You may have seen that the new iPad Pro has Wi-Fi 6E support. That caused a lot of my wireless friends to jump out and order one, as I expected. As I previously mentioned, 2023 is going to be a big year for Wi-Fi 6E. I was wrong about the 6E radio on the new iPhone but given the direction that Apple is going with the iPad Pro and probably the MacBook as well we’re in for a lot of fun. Why? Because Apple is changing their stance on how to configure 6GHz networks.
An SSID By Any Other Name
If you’ve ever set up wireless networks before you know there are some different suggestions about how to configure the SSIDs with multiple bands. One school of thought says that you need to combine both 2.4GHz and 5GHz in the same SSID and let the device figure out which one is the best to use. This is the way that I have mine set up at home.
However, if you do a quick Google search you’ll find a lot of other wisdom that suggests creating two different SSIDs that only work on a single band. The thought process here is that the device can’t distinguish between the different bands once it makes a decision so it will be stuck on one or the other. While that doesn’t sound like a bad idea it does have issues in practice. What if your device chooses 2.4GHz when you didn’t want it to? What if your device is stuck on 5GHz at the limit of the noise floor in your office and you want it to swap to the other band for better throughput instead of adding another AP?
There are several reasons to have more control over how the frequency band is chosen. Sadly, Apple has never allowed the device to choose the band when joining a network. The only way to influence that selection has been to create different networks, which leads to management issues and other challenges for devices that are unable to join one network or another. The management issues made the planning process rather challenging.
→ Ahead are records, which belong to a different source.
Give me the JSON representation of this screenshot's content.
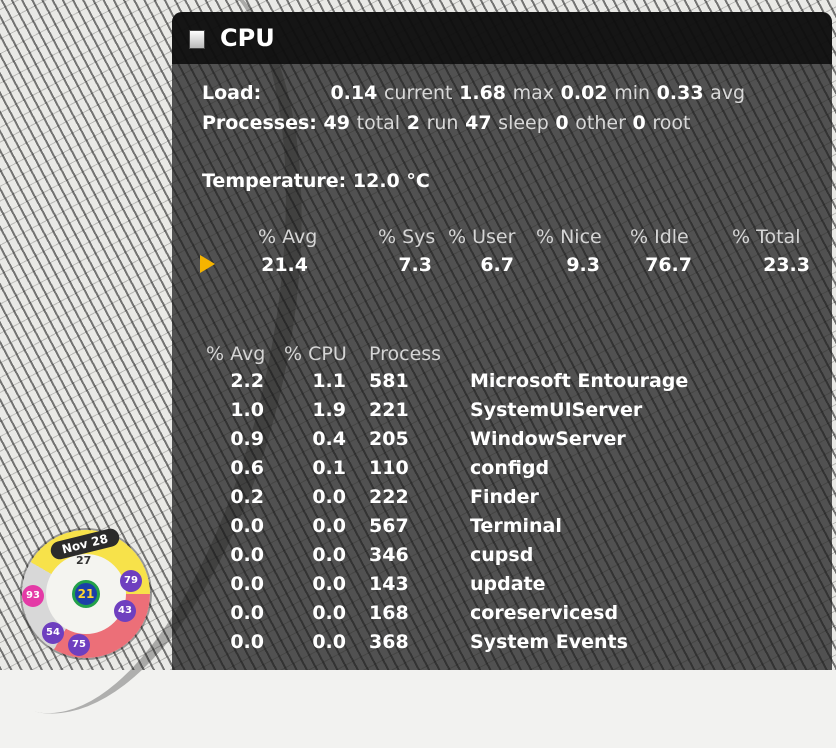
{
  "window": {
    "title": "CPU",
    "load": {
      "label": "Load:",
      "current": "0.14",
      "current_label": "current",
      "max": "1.68",
      "max_label": "max",
      "min": "0.02",
      "min_label": "min",
      "avg": "0.33",
      "avg_label": "avg"
    },
    "processes": {
      "label": "Processes:",
      "total": "49",
      "total_label": "total",
      "run": "2",
      "run_label": "run",
      "sleep": "47",
      "sleep_label": "sleep",
      "other": "0",
      "other_label": "other",
      "root": "0",
      "root_label": "root"
    },
    "temperature": {
      "label": "Temperature:",
      "value": "12.0 °C"
    },
    "summary": {
      "headers": [
        "% Avg",
        "% Sys",
        "% User",
        "% Nice",
        "% Idle",
        "% Total"
      ],
      "values": [
        "21.4",
        "7.3",
        "6.7",
        "9.3",
        "76.7",
        "23.3"
      ]
    },
    "process_table": {
      "headers": [
        "% Avg",
        "% CPU",
        "Process"
      ],
      "rows": [
        {
          "avg": "2.2",
          "cpu": "1.1",
          "pid": "581",
          "name": "Microsoft Entourage"
        },
        {
          "avg": "1.0",
          "cpu": "1.9",
          "pid": "221",
          "name": "SystemUIServer"
        },
        {
          "avg": "0.9",
          "cpu": "0.4",
          "pid": "205",
          "name": "WindowServer"
        },
        {
          "avg": "0.6",
          "cpu": "0.1",
          "pid": "110",
          "name": "configd"
        },
        {
          "avg": "0.2",
          "cpu": "0.0",
          "pid": "222",
          "name": "Finder"
        },
        {
          "avg": "0.0",
          "cpu": "0.0",
          "pid": "567",
          "name": "Terminal"
        },
        {
          "avg": "0.0",
          "cpu": "0.0",
          "pid": "346",
          "name": "cupsd"
        },
        {
          "avg": "0.0",
          "cpu": "0.0",
          "pid": "143",
          "name": "update"
        },
        {
          "avg": "0.0",
          "cpu": "0.0",
          "pid": "168",
          "name": "coreservicesd"
        },
        {
          "avg": "0.0",
          "cpu": "0.0",
          "pid": "368",
          "name": "System Events"
        }
      ]
    }
  },
  "calendar_widget": {
    "date": "Nov 28",
    "sub": "27",
    "center": "21",
    "bubbles": [
      "93",
      "79",
      "43",
      "54",
      "75"
    ]
  },
  "colors": {
    "window_bg": "#1c1c1c",
    "arrow": "#f5b400",
    "text": "#ffffff"
  },
  "icons": {
    "window": "window-icon",
    "row_marker": "play-triangle-icon"
  }
}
Now, with the advent of a device that has a Wi-Fi 6E radio in the 6GHz range, Apple has changed their thinking about how a network should operate. In a new support post, Apple now clarifies that the SSID names should not be different for the three different bands. There’s no other mention of what happens at a device level as far as band selection.
In a different tech support article, Apple describes what happens if you don’t give them the same name. If you join a 6GHz-only network on the new iPad Pro, the device will detect there is no corresponding 5GHz network and search for one from the same AP and let you join it as well. The article for this even mentions the ominous “limited compatibility”, even if the dialog box doesn’t. If you choose to join this split SSID setup there is another confirmation box that encourages you to go tweak your SSID settings to make the name the same on both networks. I’m not sure if that same prompt comes up for 2.4GHz networks too. Maybe I can borrow someone’s iPad to test it.
Disabling New Tech
Even though Apple has never allowed users to select the band that they want to use on an SSID there is a new feature for 6GHz that gives you the opportunity to work around any issues you have with this new band. In the settings for the SSID there is a toggle for “Wi-Fi 6E Mode” that allows you to disable 6GHz on that SSID until enabled again. This way you can use the recommended settings for the SSID per Apple but still disable the pieces that might be broken.
Interestingly, this toggle only appears for 6E networks according to the support article. There’s still no way to toggle between 2.4GHz and 5GHz. However, adding this support to the network settings should be easy to carry down into the other bands. Whether or not Apple does it is a much different matter. Also, the setting isn’t currently in MacOS Ventura. That could be because there isn’t a 6E radio available in a Mac yet and the setting might not show up until there’s a supported radio. Time will tell when Apple releases a MacBook with a built-in Wi-Fi 6E radio.
After months of professionals saying that Apple needs to release support for Wi-FI 6E it’s finally here. It also brings new capabilities from the software side to control how the 6E radios are used. Is it completely baked and foolproof? Of course not. Getting the radios into the iPad was the first step. By introducing them now with software for troubleshooting and configurations and following it up with a likely 6GHz MacBook and iMac lineup soon there will be plenty of time to work out the issues by the time the iPhone 15 gets support for Wi-Fi 6E. Apple is clearly defining their expectations for how an SSID should work so you have plenty of time to work through things or change your design documents before the explosion of Wi-Fi 6E clients arrives en masse in 2023.